Anne was never shy about admitting to her mental health problems and openly talked about her lifelong battle with bipolar disorder. She was somewhat of an instant success in her poetic career – after attending a workshop taught by poet John Holmes, she immediately had poems published in The New Yorker, Harper’s and the Saturday Review. By attending workshops and adopting a writing mentor, Anne became friends with poets such as Maxine Kumin, W.D. Snodgrass and none other than Sylvia Plath. She was such close friends with Sylvia, in fact, that she wrote a poem entitled Sylvia’s Death about, well, Sylvia’s death. She outlived Sylvia by 11 years, though – on October 4, 1974, Anne had lunch with Maxine, returned home and killed herself by sitting in her garage with the door down and the gas running.

Sarah Kane

Kaufman’s theory holds up even with contemporary writers. Sarah Kane was a playwright and screenwriter who suffered from severe depression. She was voluntarily admitted twice to the Maudsley psychiatric hospital in London. She channeled her depression into plays which were performed by the Royal Court. Critics weren’t too impressed when the plays debuted which may have lead to her suicide in 1999. After an overdose of prescription medication landed her in King’s College Hospital but failed to kill her, she ended up hanging herself in a hospital bathroom. (Photo from IainFisher.com)

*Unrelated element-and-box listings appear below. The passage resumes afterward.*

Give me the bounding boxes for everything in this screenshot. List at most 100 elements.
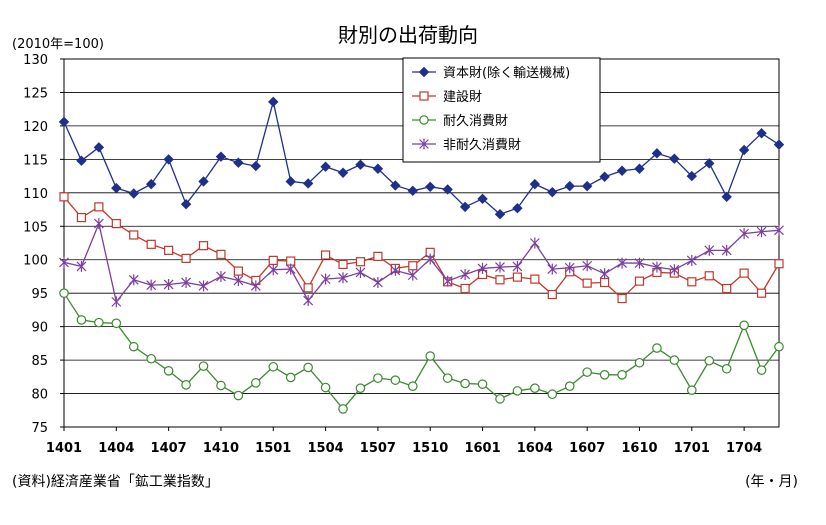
- legend-marker: [419, 91, 429, 101]
- data-point: [704, 271, 714, 281]
- y-tick-label: 95: [31, 287, 48, 302]
- chart-title: 財別の出荷動向: [338, 23, 478, 47]
- data-point: [303, 283, 313, 293]
- data-point: [425, 351, 436, 361]
- data-point: [198, 241, 209, 251]
- data-point: [128, 188, 139, 199]
- legend-label: 非耐久消費財: [443, 138, 521, 153]
- data-point: [180, 198, 192, 210]
- x-tick-label: 1704: [726, 441, 762, 456]
- data-point: [302, 178, 314, 189]
- data-point: [495, 394, 505, 404]
- data-point: [268, 264, 279, 276]
- data-point: [774, 224, 784, 236]
- x-tick-label: 1401: [46, 441, 82, 456]
- legend-item: 耐久消費財: [412, 114, 508, 129]
- data-point: [250, 160, 262, 172]
- x-tick-label: 1701: [674, 441, 710, 456]
- data-point: [547, 263, 558, 275]
- data-point: [268, 361, 279, 372]
- data-point: [547, 389, 558, 400]
- data-point: [564, 381, 575, 391]
- x-tick-label: 1601: [464, 441, 500, 456]
- data-point: [530, 383, 540, 393]
- data-point: [460, 378, 470, 389]
- series-line: [63, 221, 780, 304]
- data-point: [111, 296, 122, 308]
- data-point: [530, 274, 540, 284]
- data-point: [146, 353, 156, 364]
- data-point: [756, 128, 767, 139]
- data-point: [425, 253, 436, 265]
- data-point: [477, 379, 488, 389]
- data-point: [704, 244, 715, 256]
- data-point: [163, 278, 174, 290]
- legend-label: 資本財(除く輸送機械): [443, 66, 570, 81]
- data-point: [756, 365, 767, 375]
- series-1: [58, 96, 785, 220]
- data-point: [617, 370, 627, 380]
- data-point: [617, 257, 627, 269]
- data-point: [198, 280, 209, 292]
- data-point: [652, 343, 662, 353]
- data-point: [581, 180, 593, 192]
- data-point: [686, 254, 697, 266]
- data-point: [547, 186, 558, 198]
- data-point: [442, 373, 453, 383]
- data-point: [111, 182, 122, 194]
- data-point: [599, 268, 610, 280]
- axis-ticks: 75 80 85 90 95 100 105 110 115 120 125 130 1401 1404 1…: [23, 53, 762, 456]
- data-point: [198, 176, 209, 187]
- data-point: [111, 318, 122, 329]
- data-point: [617, 293, 627, 304]
- y-tick-label: 90: [31, 321, 48, 336]
- data-point: [442, 184, 453, 195]
- data-point: [372, 163, 384, 174]
- data-point: [285, 372, 296, 383]
- data-point: [76, 212, 87, 223]
- data-point: [582, 367, 592, 377]
- legend-label: 耐久消費財: [443, 114, 508, 129]
- data-point: [250, 280, 261, 292]
- data-point: [512, 260, 523, 272]
- data-point: [373, 373, 383, 383]
- data-point: [390, 180, 401, 191]
- legend-marker: [419, 138, 429, 150]
- data-point: [93, 218, 104, 230]
- data-point: [181, 253, 191, 263]
- data-point: [355, 159, 366, 170]
- data-point: [198, 361, 209, 371]
- data-point: [372, 276, 383, 288]
- data-point: [146, 279, 157, 291]
- data-point: [547, 289, 557, 300]
- data-point: [774, 341, 784, 352]
- data-point: [459, 201, 471, 213]
- legend-marker: [419, 115, 429, 125]
- data-point: [390, 264, 401, 276]
- data-point: [128, 341, 139, 352]
- y-tick-label: 85: [31, 354, 48, 369]
- data-point: [128, 274, 139, 286]
- data-point: [268, 255, 278, 265]
- data-point: [233, 274, 244, 286]
- data-point: [407, 269, 418, 281]
- x-tick-label: 1604: [517, 441, 553, 456]
- y-tick-label: 125: [23, 86, 48, 101]
- data-point: [756, 226, 767, 238]
- data-point: [669, 153, 680, 164]
- data-point: [495, 261, 505, 273]
- x-tick-label: 1610: [621, 441, 657, 456]
- data-point: [407, 381, 418, 391]
- data-point: [773, 139, 785, 150]
- data-point: [442, 275, 453, 287]
- data-point: [686, 170, 698, 182]
- y-tick-label: 115: [23, 153, 48, 168]
- data-point: [320, 382, 331, 393]
- data-point: [94, 202, 104, 212]
- x-tick-label: 1507: [360, 441, 396, 456]
- data-point: [338, 259, 348, 270]
- data-point: [303, 295, 314, 307]
- data-point: [355, 266, 366, 278]
- x-tick-label: 1404: [98, 441, 134, 456]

So, that was morbid. But it does provide some supporting evidence for Kaufman’s Sylvia Plath effect. What do you think? Does the Sylvia Plath effect make sense? The other side of the coin is that there are a number of suicides with any occupation and these are just more public given the public nature of the work.

I’m not really sure which side I believe, but I am a little bit relieved to know I have no talent for poetry whatsoever.